Vladimir MayakovskyBorn in 1893 in the Georgian village of Bagdadi (which was renamed Mayakovsky after his death), Vladimir Mayakovsky was the son of a forestry officer. By the time of the 1905 revolution Mayakovsky was already working with the local Social Democrats, and when his family moved to Moscow a couple of years later he joined the Bolsheviks. He did propaganda work for the party until his arrest in 1908, which resulted in an imprisonment of eleven months.

The imprisonment was crucial to his artistic and political development, as he spent the time reading the classics of world literature. Nevertheless, upon leaving prison he became a key figure of the artistic avant-garde in Moscow, becoming a Futurist, an artistic movement resolutely opposed to all that was old and bucolic, and which praised the city, speed, and modernity. As their manifesto said: “We alone are the face of our time. Time’s trumpet blares in our art of words.
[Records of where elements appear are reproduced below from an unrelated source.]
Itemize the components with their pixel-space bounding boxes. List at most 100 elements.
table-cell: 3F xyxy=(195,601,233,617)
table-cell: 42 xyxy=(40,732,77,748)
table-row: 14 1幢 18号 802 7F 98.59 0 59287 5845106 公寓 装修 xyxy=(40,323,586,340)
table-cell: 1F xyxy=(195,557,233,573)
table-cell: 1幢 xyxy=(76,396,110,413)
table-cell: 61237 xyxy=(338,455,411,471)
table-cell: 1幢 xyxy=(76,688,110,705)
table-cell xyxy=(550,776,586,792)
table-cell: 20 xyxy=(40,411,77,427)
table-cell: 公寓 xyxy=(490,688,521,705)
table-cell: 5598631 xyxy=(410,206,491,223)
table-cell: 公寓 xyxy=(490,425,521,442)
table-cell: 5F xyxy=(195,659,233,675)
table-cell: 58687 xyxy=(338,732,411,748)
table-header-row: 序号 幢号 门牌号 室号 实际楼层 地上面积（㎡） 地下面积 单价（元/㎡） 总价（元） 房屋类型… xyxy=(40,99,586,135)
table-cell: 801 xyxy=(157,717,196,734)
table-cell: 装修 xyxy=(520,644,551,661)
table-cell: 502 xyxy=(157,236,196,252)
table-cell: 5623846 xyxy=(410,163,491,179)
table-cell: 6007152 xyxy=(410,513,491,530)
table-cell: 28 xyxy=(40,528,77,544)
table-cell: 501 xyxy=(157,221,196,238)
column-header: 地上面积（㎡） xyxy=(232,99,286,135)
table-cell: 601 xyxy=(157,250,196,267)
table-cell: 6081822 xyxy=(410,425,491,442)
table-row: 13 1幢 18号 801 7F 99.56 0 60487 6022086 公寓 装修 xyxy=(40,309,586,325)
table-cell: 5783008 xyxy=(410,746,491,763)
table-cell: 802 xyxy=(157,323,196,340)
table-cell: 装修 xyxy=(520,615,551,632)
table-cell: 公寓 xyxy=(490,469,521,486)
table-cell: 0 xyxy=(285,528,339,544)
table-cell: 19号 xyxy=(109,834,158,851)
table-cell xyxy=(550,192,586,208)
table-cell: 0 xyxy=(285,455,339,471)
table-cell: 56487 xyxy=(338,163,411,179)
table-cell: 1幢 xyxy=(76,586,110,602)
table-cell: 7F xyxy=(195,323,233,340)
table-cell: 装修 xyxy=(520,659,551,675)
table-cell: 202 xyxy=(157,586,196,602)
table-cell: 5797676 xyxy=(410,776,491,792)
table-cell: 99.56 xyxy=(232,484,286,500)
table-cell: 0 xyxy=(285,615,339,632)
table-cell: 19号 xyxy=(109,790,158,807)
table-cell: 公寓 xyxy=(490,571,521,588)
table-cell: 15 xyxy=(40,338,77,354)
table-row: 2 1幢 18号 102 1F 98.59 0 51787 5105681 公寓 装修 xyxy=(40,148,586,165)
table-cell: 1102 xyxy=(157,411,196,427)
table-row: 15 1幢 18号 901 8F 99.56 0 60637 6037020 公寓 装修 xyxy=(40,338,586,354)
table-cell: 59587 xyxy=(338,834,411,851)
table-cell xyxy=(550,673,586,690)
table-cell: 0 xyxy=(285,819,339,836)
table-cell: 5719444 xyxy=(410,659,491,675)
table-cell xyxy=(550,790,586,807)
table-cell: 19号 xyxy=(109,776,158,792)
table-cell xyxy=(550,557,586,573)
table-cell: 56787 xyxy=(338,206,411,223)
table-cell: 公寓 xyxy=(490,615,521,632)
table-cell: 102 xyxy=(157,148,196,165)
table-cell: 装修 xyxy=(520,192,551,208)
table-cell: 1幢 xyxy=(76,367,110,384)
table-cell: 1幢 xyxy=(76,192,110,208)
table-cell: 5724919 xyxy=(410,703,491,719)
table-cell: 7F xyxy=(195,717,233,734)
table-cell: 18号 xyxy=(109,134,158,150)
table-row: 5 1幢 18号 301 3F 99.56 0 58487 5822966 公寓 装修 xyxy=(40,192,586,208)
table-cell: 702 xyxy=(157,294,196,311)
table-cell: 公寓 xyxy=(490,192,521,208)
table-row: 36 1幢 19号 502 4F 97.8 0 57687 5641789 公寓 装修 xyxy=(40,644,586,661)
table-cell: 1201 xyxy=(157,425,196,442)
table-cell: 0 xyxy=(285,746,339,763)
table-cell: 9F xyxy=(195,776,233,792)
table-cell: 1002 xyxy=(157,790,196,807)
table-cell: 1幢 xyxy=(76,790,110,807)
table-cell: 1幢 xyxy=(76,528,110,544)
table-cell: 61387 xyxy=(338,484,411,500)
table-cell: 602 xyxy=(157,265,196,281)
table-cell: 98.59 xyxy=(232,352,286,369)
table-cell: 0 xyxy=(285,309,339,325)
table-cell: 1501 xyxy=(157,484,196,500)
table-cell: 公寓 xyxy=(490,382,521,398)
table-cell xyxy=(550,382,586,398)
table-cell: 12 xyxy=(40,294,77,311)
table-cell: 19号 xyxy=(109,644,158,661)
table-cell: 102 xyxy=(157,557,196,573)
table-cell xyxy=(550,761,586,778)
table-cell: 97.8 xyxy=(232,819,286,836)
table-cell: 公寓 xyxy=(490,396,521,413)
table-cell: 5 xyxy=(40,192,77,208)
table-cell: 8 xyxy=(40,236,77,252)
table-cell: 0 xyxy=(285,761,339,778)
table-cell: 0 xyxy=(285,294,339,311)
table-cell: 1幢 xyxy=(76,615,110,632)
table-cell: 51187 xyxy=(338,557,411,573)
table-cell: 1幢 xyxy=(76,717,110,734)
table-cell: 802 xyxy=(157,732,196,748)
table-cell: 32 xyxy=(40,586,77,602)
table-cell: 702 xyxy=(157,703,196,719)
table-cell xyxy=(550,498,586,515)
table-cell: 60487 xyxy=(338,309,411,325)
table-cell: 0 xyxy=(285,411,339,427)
The past is stifling…Throw Pushkin, Dostoevsky, Tolstoy, etc, overboard.”

From this time until the revolutions of 1917 Mayakovsky was one of the most visible members of the Russian artistic scene. He wrote rough, declamatory poetry and cultivated the image of a hooligan, and poems he wrote during this period, like “ The Cloud in Trousers” and “I,” were among the most important of the time.